Matthieu Blazy, Bottega Veneta’s freelance designer

Matthieu Blazy, at the house of Bottega Veneta, in Milan.

It is one of the most anticipated fashion shows of the upcoming Milan fashion week. Matthieu Blazy will present, on Saturday September 24 at 8 pm, his second collection as artistic director for the Italian brand Bottega Veneta. In February, for his first show, he left his audience under the impression of a compelling, respectful past and filled with clothes and tools of false beauty.
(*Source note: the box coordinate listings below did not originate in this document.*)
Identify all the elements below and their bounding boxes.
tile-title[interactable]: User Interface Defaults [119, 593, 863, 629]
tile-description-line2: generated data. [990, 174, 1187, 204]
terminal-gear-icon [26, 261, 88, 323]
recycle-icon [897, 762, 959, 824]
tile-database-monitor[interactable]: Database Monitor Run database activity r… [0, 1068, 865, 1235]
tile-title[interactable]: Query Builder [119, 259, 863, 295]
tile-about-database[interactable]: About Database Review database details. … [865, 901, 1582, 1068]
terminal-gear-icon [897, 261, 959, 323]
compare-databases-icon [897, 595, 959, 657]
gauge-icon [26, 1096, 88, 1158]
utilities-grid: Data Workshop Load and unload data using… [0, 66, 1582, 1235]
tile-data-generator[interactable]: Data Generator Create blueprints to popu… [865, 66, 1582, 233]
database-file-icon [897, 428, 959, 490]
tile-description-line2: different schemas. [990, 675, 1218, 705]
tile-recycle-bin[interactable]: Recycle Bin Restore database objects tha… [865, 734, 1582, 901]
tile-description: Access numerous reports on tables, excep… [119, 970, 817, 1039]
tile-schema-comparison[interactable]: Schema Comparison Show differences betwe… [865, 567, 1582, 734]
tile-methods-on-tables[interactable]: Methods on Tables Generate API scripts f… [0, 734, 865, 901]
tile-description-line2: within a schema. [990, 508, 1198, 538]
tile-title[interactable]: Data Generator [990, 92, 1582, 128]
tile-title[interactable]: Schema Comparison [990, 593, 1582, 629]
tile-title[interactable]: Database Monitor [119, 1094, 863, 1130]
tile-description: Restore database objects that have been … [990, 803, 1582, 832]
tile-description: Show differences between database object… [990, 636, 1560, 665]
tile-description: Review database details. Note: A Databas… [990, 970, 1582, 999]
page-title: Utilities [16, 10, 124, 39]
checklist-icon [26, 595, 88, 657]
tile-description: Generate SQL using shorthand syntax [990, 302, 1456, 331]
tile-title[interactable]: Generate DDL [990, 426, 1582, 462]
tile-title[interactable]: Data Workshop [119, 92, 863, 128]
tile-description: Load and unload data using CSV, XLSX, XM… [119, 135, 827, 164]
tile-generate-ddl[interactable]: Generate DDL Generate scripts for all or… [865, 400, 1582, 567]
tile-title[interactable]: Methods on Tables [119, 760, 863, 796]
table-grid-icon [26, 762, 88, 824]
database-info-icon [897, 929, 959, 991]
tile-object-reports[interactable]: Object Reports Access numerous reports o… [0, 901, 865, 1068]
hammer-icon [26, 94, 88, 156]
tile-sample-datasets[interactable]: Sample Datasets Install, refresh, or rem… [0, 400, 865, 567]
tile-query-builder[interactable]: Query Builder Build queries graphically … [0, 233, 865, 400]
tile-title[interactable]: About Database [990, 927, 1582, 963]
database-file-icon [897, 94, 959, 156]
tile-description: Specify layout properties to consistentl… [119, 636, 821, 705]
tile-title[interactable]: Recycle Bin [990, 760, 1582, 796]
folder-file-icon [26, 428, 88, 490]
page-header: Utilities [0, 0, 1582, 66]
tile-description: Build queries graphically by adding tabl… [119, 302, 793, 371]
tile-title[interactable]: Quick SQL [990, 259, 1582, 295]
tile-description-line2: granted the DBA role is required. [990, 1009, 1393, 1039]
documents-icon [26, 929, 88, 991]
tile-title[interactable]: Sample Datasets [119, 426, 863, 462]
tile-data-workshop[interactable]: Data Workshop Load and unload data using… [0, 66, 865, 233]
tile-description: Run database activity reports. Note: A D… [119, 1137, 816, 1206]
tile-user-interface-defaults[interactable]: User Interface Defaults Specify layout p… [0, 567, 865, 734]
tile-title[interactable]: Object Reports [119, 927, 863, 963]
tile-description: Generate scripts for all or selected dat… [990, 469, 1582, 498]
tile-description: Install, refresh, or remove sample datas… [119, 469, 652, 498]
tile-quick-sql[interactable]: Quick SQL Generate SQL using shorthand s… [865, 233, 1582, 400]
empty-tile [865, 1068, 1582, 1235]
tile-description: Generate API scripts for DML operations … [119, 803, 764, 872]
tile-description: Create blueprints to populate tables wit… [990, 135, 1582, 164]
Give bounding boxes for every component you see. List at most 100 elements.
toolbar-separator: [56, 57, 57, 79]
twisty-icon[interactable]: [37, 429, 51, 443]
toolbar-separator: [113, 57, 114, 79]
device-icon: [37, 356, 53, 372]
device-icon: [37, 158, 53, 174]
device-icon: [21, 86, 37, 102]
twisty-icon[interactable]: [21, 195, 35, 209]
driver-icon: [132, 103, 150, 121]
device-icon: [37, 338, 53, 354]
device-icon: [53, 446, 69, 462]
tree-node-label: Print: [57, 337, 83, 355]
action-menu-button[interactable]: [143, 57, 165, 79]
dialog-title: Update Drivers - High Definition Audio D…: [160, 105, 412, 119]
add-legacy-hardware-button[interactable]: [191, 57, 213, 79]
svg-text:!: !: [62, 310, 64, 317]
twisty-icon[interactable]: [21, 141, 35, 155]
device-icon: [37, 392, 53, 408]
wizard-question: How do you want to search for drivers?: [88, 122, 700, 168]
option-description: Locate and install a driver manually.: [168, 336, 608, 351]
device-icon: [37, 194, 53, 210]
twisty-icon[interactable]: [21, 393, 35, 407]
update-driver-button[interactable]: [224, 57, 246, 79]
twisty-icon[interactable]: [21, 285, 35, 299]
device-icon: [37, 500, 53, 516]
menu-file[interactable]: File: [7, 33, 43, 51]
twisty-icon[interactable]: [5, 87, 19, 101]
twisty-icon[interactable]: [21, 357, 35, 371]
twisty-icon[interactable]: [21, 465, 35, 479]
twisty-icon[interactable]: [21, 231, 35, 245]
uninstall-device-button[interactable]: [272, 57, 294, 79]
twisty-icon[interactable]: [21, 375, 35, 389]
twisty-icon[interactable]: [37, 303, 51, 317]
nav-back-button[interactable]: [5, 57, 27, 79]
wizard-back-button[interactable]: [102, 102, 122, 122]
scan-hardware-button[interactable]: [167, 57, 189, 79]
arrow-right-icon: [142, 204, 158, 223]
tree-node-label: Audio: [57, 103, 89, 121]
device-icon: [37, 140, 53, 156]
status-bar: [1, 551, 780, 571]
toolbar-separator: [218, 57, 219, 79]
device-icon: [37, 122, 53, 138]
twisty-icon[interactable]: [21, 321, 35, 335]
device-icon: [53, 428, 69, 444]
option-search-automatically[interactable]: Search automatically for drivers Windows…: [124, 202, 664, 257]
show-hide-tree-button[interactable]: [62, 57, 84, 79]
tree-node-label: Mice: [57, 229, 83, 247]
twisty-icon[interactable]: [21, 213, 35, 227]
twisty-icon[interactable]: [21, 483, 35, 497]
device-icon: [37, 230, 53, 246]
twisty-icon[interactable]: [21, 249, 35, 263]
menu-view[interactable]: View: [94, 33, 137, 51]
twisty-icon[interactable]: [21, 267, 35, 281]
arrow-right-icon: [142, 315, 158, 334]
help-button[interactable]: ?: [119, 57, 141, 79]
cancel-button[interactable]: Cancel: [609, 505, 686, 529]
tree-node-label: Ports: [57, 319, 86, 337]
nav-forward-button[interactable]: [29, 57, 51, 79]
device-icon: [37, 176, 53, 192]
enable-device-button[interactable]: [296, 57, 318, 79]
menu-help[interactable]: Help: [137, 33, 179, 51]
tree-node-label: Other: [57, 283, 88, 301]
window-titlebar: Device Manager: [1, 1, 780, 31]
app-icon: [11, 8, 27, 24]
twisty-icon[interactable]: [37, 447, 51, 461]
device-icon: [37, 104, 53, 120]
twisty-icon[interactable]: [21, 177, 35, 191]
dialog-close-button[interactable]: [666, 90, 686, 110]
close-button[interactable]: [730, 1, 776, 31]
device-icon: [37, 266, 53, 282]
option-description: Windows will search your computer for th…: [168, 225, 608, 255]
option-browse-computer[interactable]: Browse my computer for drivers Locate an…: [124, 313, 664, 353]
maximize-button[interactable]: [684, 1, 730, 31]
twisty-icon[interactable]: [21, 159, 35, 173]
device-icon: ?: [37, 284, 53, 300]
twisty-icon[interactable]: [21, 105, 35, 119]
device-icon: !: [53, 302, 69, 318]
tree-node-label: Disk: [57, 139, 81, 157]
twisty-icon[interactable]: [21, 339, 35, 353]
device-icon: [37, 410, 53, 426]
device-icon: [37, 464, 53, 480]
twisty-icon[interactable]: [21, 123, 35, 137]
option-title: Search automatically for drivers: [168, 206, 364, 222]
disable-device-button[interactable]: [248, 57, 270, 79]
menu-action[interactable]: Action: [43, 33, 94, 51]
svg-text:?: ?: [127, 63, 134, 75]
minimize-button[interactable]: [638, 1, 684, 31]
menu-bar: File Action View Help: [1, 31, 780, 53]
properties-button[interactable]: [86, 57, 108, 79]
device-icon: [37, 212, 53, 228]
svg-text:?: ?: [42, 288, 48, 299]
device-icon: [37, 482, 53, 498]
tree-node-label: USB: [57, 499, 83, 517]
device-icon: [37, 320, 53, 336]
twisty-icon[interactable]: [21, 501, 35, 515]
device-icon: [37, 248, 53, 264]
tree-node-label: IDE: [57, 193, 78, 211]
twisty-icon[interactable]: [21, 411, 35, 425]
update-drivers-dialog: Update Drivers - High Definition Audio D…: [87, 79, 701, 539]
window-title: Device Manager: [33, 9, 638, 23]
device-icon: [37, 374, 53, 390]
In a collection, he succeeded in changing the presentation of the signature leather of the house, the Intreccio, in the form of small pumped-up bags or high boots. high. And to create simple and generous ideas in the work of these predecessors: Tomas Maier, who held the creative power of the brand from 2001 to 2018, but also Daniel Lee. The latter abruptly left the label in November 2021, after putting it back on track for three years by releasing top-selling shoes and bags. with print ads, promoting an important green and a thousand copies and considered a first communication, which means removing Bottega Veneta from social networks.

On February 26, Matthieu Blazy was also seen creating the drama of a show that opened with a white silhouette (a white box placed over blue leather pants that had a special finishes such as jeans) and has grown into. power and sophistication over the sections, reducing to a certain type of efficient and good contemporary clothing, for men and women, good chic, good glam, for the bourgeois for the eccentric , from day to night.

The aesthetic and commercial power of this opus in the room has been seen to the great delight of some customers… key Business of FashionAngelo Flaccavento, however, knew that “Beauty and refinement are both familiar and promising, and [que] this [n’était] it’s just the beginning”.

Assault on gender

It must be said that, at 38, Matthieu Blazy has already rolled up his sleeves. Not just in one place or another. The Franco-Belgian designer went through Maison Martin Margiela. We are at the end of 2011 and, in time, he came to manage the Artisanal collection, a kind of experimental line (going to the spring-summer 2013 haute couture calendar), where it was recorded the law. while Demna Gvasalia (who became Balenciaga’s DA star) will take care of the main line.